Kornwestheim, 08.2020.

 

Seit Jahren bewähren sich die Smartphones von Motorola Solutions als On-Board-Units (OBU) für das Prüfgelände Management System von mm-lab. Mit der neuen Generation der OBU vollzieht mm-lab den Generationswechsel von Motorola nach. Ab sofort kommen als OBU Geräte vom Typ LEX L11 zur Auslieferung. Wie die Vorgängergeneration eignen sich diese Geräte besonders für den anspruchsvollen Einsatz in Testfahrzeugen.
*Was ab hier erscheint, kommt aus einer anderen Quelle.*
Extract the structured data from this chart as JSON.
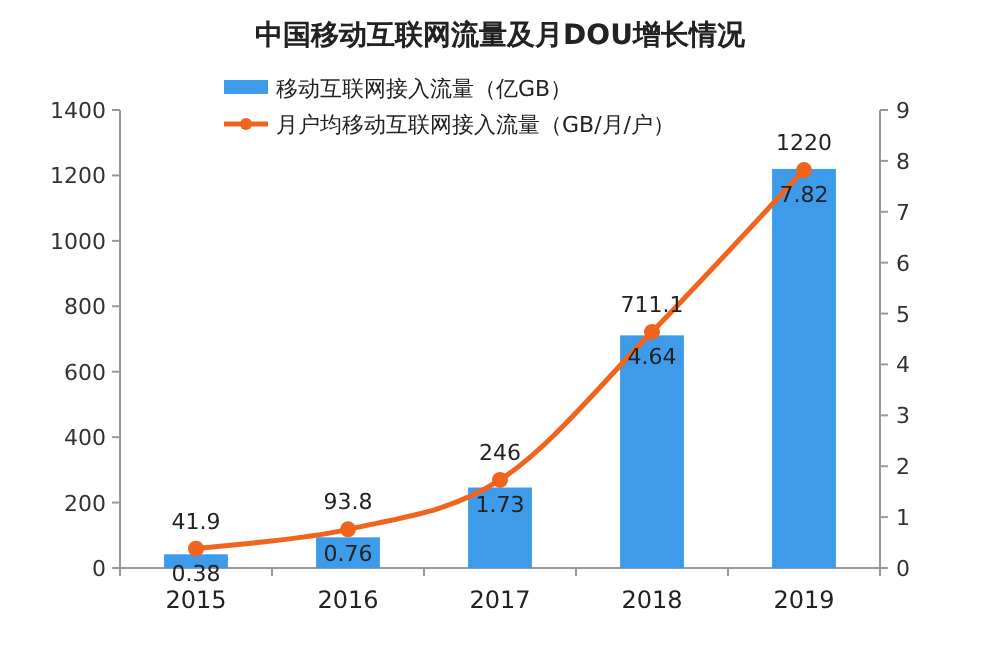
{
  "chart_data": {
    "type": "bar",
    "title": "中国移动互联网流量及月DOU增长情况",
    "categories": [
      "2015",
      "2016",
      "2017",
      "2018",
      "2019"
    ],
    "series": [
      {
        "name": "移动互联网接入流量（亿GB）",
        "color": "#3d9bea",
        "values": [
          41.9,
          93.8,
          246,
          711.1,
          1220
        ]
      },
      {
        "name": "月户均移动互联网接入流量（GB/月/户）",
        "type": "line",
        "axis": "y2",
        "color": "#f0641e",
        "marker": "circle",
        "values": [
          0.38,
          0.76,
          1.73,
          4.64,
          7.82
        ]
      }
    ],
    "ylim": [
      0,
      1400
    ],
    "yticks": [
      0,
      200,
      400,
      600,
      800,
      1000,
      1200,
      1400
    ],
    "y2lim": [
      0,
      9
    ],
    "y2ticks": [
      0,
      1,
      2,
      3,
      4,
      5,
      6,
      7,
      8,
      9
    ],
    "data_labels": true,
    "legend": "top left",
    "grid": false
  }
}
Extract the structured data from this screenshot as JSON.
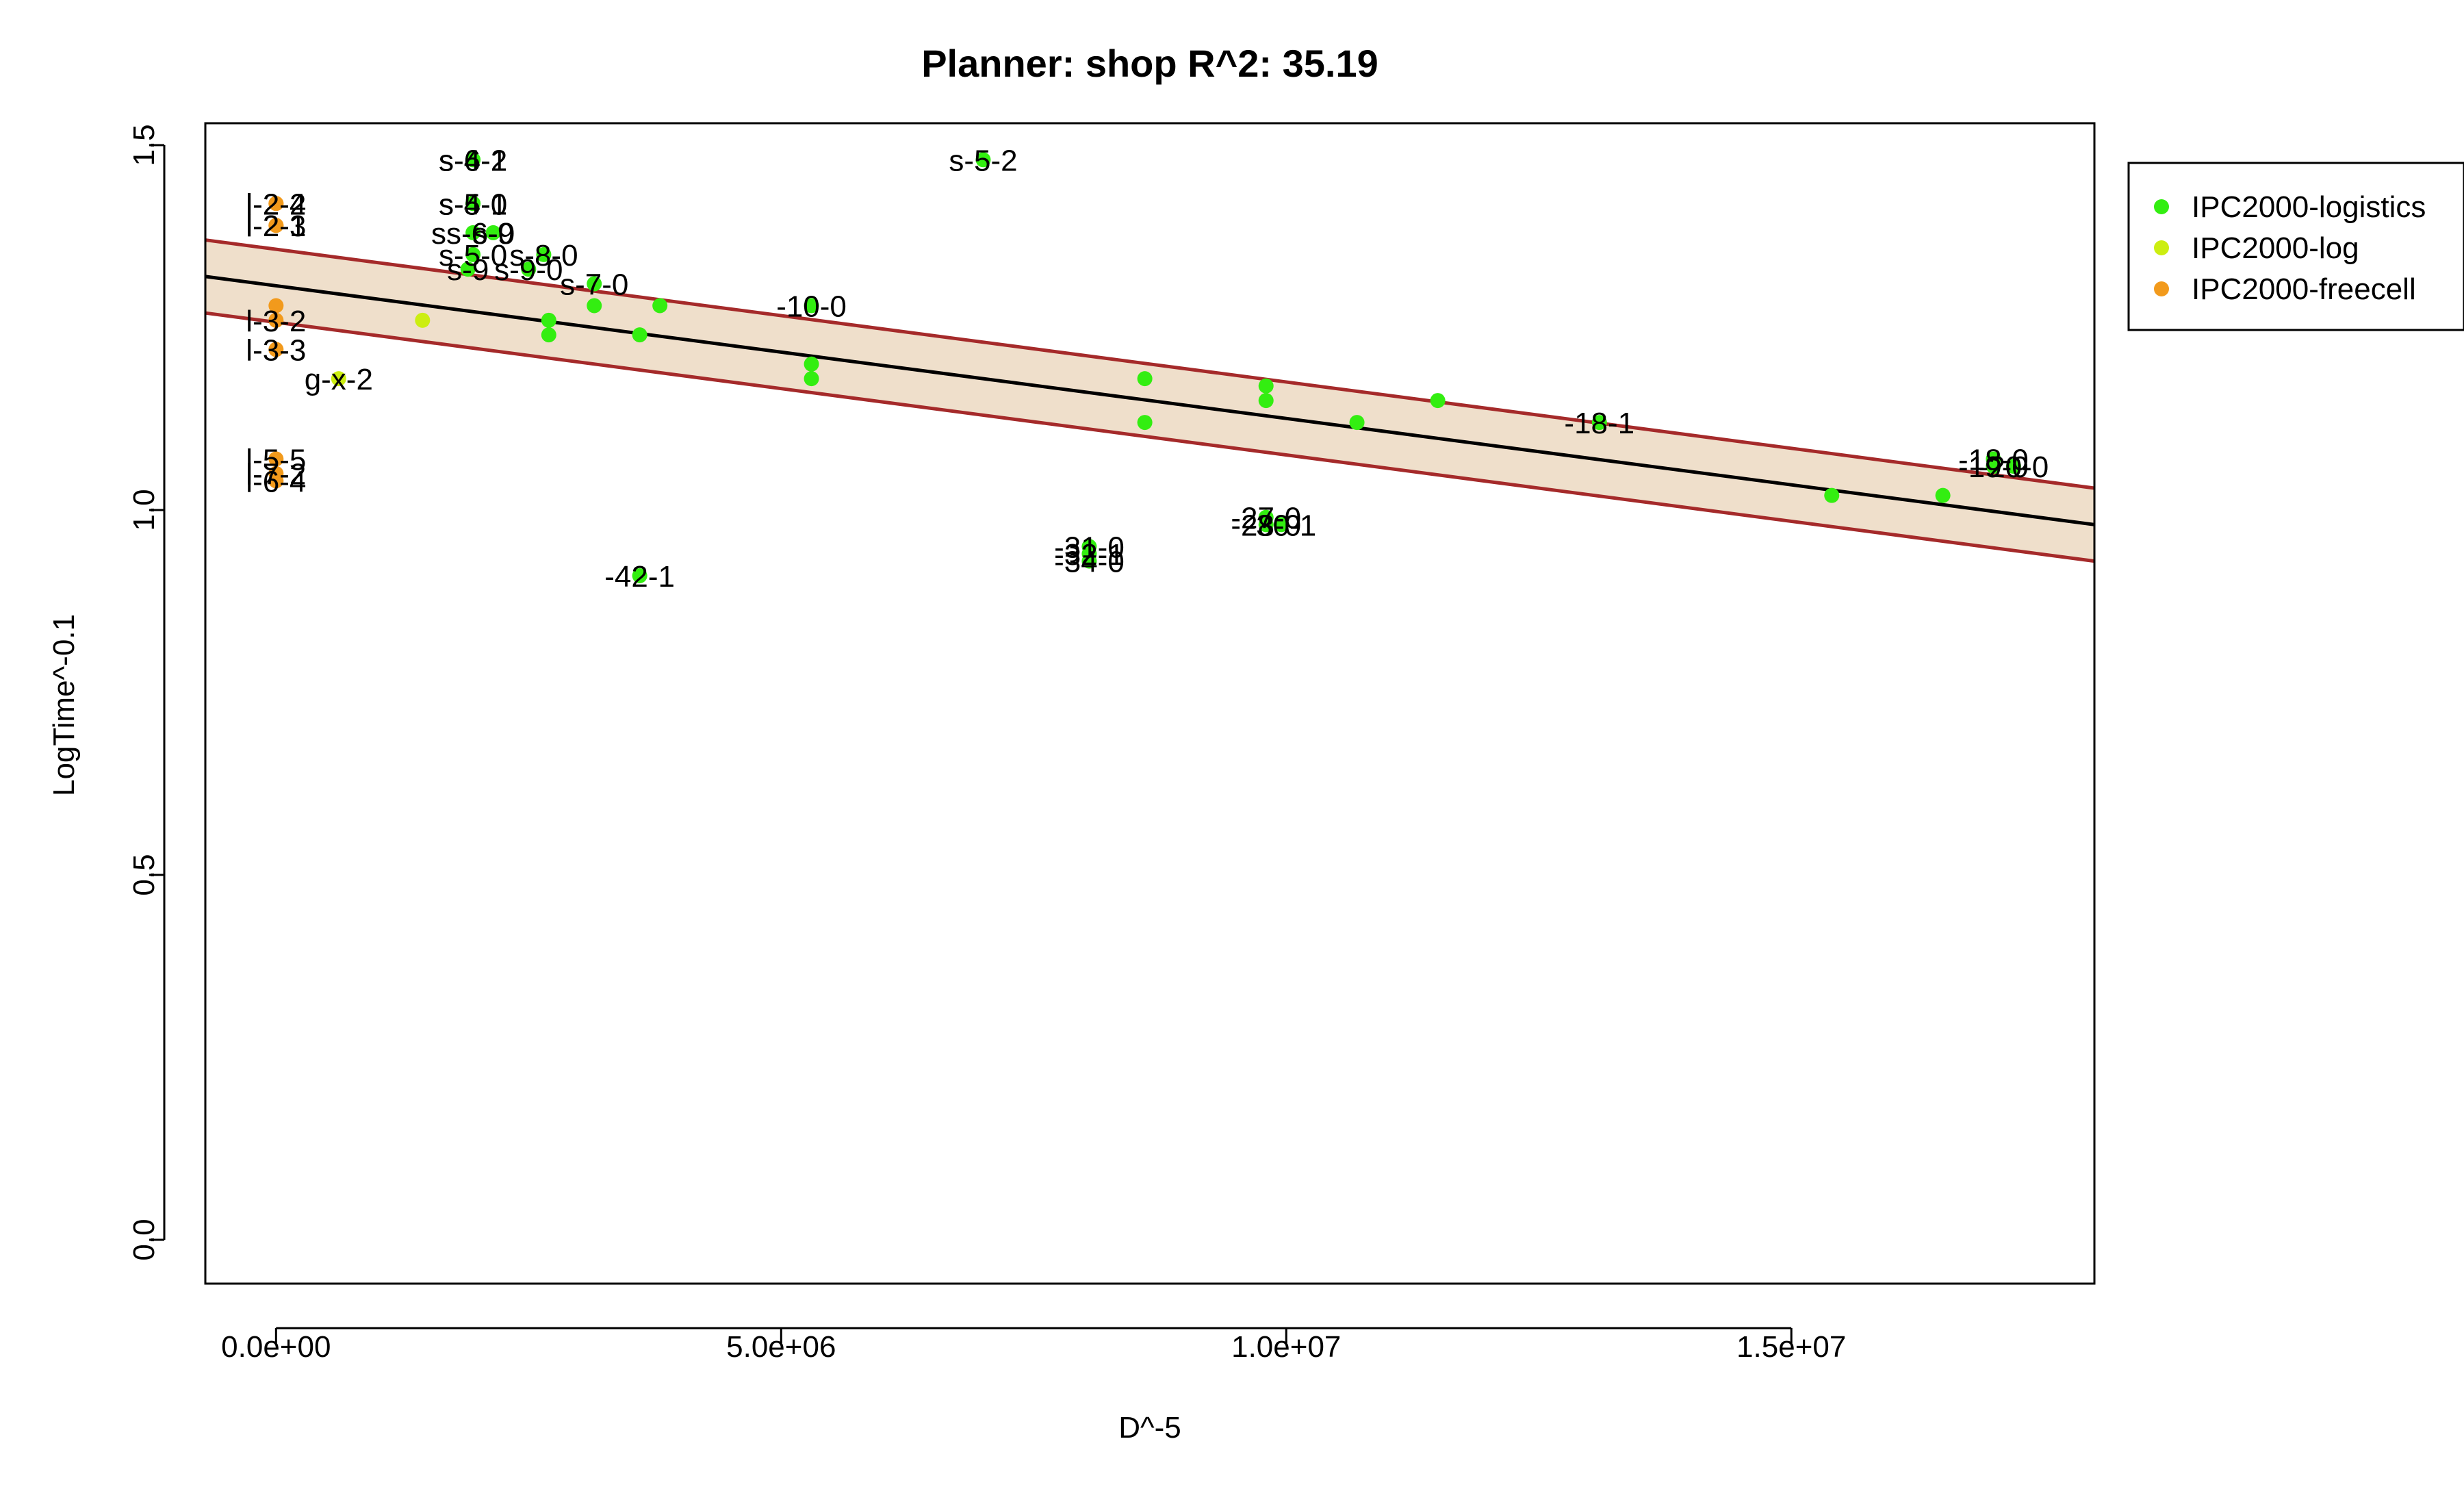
{
  "chart_data": {
    "type": "scatter",
    "title": "Planner: shop R^2: 35.19",
    "xlabel": "D^-5",
    "ylabel": "LogTime^-0.1",
    "xlim": [
      -700000,
      18000000
    ],
    "ylim": [
      -0.06,
      1.53
    ],
    "x_ticks": [
      {
        "value": 0,
        "label": "0.0e+00"
      },
      {
        "value": 5000000,
        "label": "5.0e+06"
      },
      {
        "value": 10000000,
        "label": "1.0e+07"
      },
      {
        "value": 15000000,
        "label": "1.5e+07"
      }
    ],
    "y_ticks": [
      {
        "value": 0.0,
        "label": "0.0"
      },
      {
        "value": 0.5,
        "label": "0.5"
      },
      {
        "value": 1.0,
        "label": "1.0"
      },
      {
        "value": 1.5,
        "label": "1.5"
      }
    ],
    "legend": {
      "position": "top-right",
      "entries": [
        {
          "name": "IPC2000-logistics",
          "color": "#33ee11"
        },
        {
          "name": "IPC2000-log",
          "color": "#ccee11"
        },
        {
          "name": "IPC2000-freecell",
          "color": "#f29a1c"
        }
      ]
    },
    "regression": {
      "color": "#000000",
      "band_color": "#efdfcb",
      "band_line_color": "#a52a2a",
      "fit": [
        [
          -700000,
          1.32
        ],
        [
          18000000,
          0.98
        ]
      ],
      "upper": [
        [
          -700000,
          1.37
        ],
        [
          18000000,
          1.03
        ]
      ],
      "lower": [
        [
          -700000,
          1.27
        ],
        [
          18000000,
          0.93
        ]
      ]
    },
    "series": [
      {
        "name": "IPC2000-logistics",
        "color": "#33ee11",
        "points": [
          {
            "x": 1950000,
            "y": 1.48,
            "label": "s-6-2"
          },
          {
            "x": 1950000,
            "y": 1.48,
            "label": "s-4-1"
          },
          {
            "x": 7000000,
            "y": 1.48,
            "label": "s-5-2"
          },
          {
            "x": 1950000,
            "y": 1.42,
            "label": "s-4-0"
          },
          {
            "x": 1950000,
            "y": 1.42,
            "label": "s-5-1"
          },
          {
            "x": 1950000,
            "y": 1.38,
            "label": "ss-6-0"
          },
          {
            "x": 2150000,
            "y": 1.38,
            "label": "s-9"
          },
          {
            "x": 1950000,
            "y": 1.35,
            "label": "s-5-0"
          },
          {
            "x": 2650000,
            "y": 1.35,
            "label": "s-8-0"
          },
          {
            "x": 1900000,
            "y": 1.33,
            "label": "s-9"
          },
          {
            "x": 2500000,
            "y": 1.33,
            "label": "s-9-0"
          },
          {
            "x": 3150000,
            "y": 1.31,
            "label": "s-7-0"
          },
          {
            "x": 5300000,
            "y": 1.28,
            "label": "-10-0"
          },
          {
            "x": 3150000,
            "y": 1.28,
            "label": ""
          },
          {
            "x": 3800000,
            "y": 1.28,
            "label": ""
          },
          {
            "x": 2700000,
            "y": 1.26,
            "label": ""
          },
          {
            "x": 2700000,
            "y": 1.24,
            "label": ""
          },
          {
            "x": 3600000,
            "y": 1.24,
            "label": ""
          },
          {
            "x": 5300000,
            "y": 1.2,
            "label": ""
          },
          {
            "x": 5300000,
            "y": 1.18,
            "label": ""
          },
          {
            "x": 8600000,
            "y": 1.18,
            "label": ""
          },
          {
            "x": 9800000,
            "y": 1.17,
            "label": ""
          },
          {
            "x": 9800000,
            "y": 1.15,
            "label": ""
          },
          {
            "x": 11500000,
            "y": 1.15,
            "label": ""
          },
          {
            "x": 8600000,
            "y": 1.12,
            "label": ""
          },
          {
            "x": 10700000,
            "y": 1.12,
            "label": ""
          },
          {
            "x": 13100000,
            "y": 1.12,
            "label": "-18-1"
          },
          {
            "x": 17000000,
            "y": 1.07,
            "label": "-18-0"
          },
          {
            "x": 17000000,
            "y": 1.06,
            "label": "-19-0"
          },
          {
            "x": 17200000,
            "y": 1.06,
            "label": "-20-0"
          },
          {
            "x": 15400000,
            "y": 1.02,
            "label": ""
          },
          {
            "x": 16500000,
            "y": 1.02,
            "label": ""
          },
          {
            "x": 9800000,
            "y": 0.99,
            "label": "-27-0"
          },
          {
            "x": 9800000,
            "y": 0.98,
            "label": "-28-0"
          },
          {
            "x": 9950000,
            "y": 0.98,
            "label": "-30-1"
          },
          {
            "x": 8050000,
            "y": 0.95,
            "label": "-31-0"
          },
          {
            "x": 8050000,
            "y": 0.94,
            "label": "-32-1"
          },
          {
            "x": 8050000,
            "y": 0.93,
            "label": "-34-0"
          },
          {
            "x": 3600000,
            "y": 0.91,
            "label": "-42-1"
          }
        ]
      },
      {
        "name": "IPC2000-log",
        "color": "#ccee11",
        "points": [
          {
            "x": 1450000,
            "y": 1.26,
            "label": ""
          },
          {
            "x": 620000,
            "y": 1.18,
            "label": "g-x-2"
          }
        ]
      },
      {
        "name": "IPC2000-freecell",
        "color": "#f29a1c",
        "points": [
          {
            "x": 0,
            "y": 1.42,
            "label": "l-2-4"
          },
          {
            "x": 0,
            "y": 1.42,
            "label": "l-2-2"
          },
          {
            "x": 0,
            "y": 1.39,
            "label": "l-2-3"
          },
          {
            "x": 0,
            "y": 1.39,
            "label": "l-2-1"
          },
          {
            "x": 0,
            "y": 1.28,
            "label": ""
          },
          {
            "x": 0,
            "y": 1.26,
            "label": "l-3-2"
          },
          {
            "x": 0,
            "y": 1.22,
            "label": "l-3-3"
          },
          {
            "x": 0,
            "y": 1.07,
            "label": "l-5-5"
          },
          {
            "x": 0,
            "y": 1.05,
            "label": "l-7-2"
          },
          {
            "x": 0,
            "y": 1.04,
            "label": "l-6-4"
          }
        ]
      }
    ]
  }
}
Sie zeichnen sich durch Robustheit, kräftige Lautsprecher und eine sehr gute Sprachqualität im Freisprechbetrieb auch bei starken Nebengeräuschen aus.

 

Aber nicht nur die Geräte an sich sind neu: Neue Ausstattungsmerkmale des LEX L11 wie der integrierte RFID-Kartenleser machen eine einfachere Fahrzeughalterung möglich. Hinzu kommt eine Neuentwicklung des externen GNSS-Empfängers. Bisher war dieser in der Fahrzeughalterung integriert. Der neue GNSS-Empfänger wird per Bluetooth gekoppelt und lässt sich damit unabhängig von der OBU-Halterung im Fahrzeug unterbringen. Wie bei der Vorgängergeneration ist das GNSS-Modul RTK (Real Time Kinematics)-fähig und legt damit die Grundlage für das spurgenaue Kollisionswarnsystem CAVE!

 

Je nach Einsatzbedingungen wird es durch diese Entwicklung auch erstmals möglich, andere Smartphones als OBU einzusetzen. So lassen sich auch preiswertere Gerätekombinationen darstellen, die an die jeweiligen Kundenanforderungen angepasst sind.

 

Generationswechsel OBU

 

Die neue OBU für anspruchsvolle Einsätze in Testfahrzeugen.

 

Kornwestheim, 08.2020.

 

Die Lockerung der Reisebeschränkungen innerhalb der EU ermöglichten jetzt eine länger geplante Demonstration unseres Prüfgelände-Managemensystems (PGMS) auf einem südeuropäischen Prüfgelände.

 

Innerhalb weniger Stunden war eine in vollem Umfang funktionsfähige Systemumgebung auf dem Prüfgelände des zukünftigen Nutzers installiert und konfiguriert. Fahrer, Dispatcher und Management machten regen Gebrauch davon, das System live auszuprobieren. Unser Team war trotz der kurzen, zur Verfügung stehenden Zeit in der Lage, auch Konfigurationen vor Ort zu implementieren, die so bisher noch nie realisiert wurden.

 

Die Demonstration verlief für beide Seiten erfolgreich, das PGMS konnte in technischer Hinsicht schon einmal überzeugen. Wir freuen uns, wenn wir die Zusammenarbeit fortsetzen dürfen.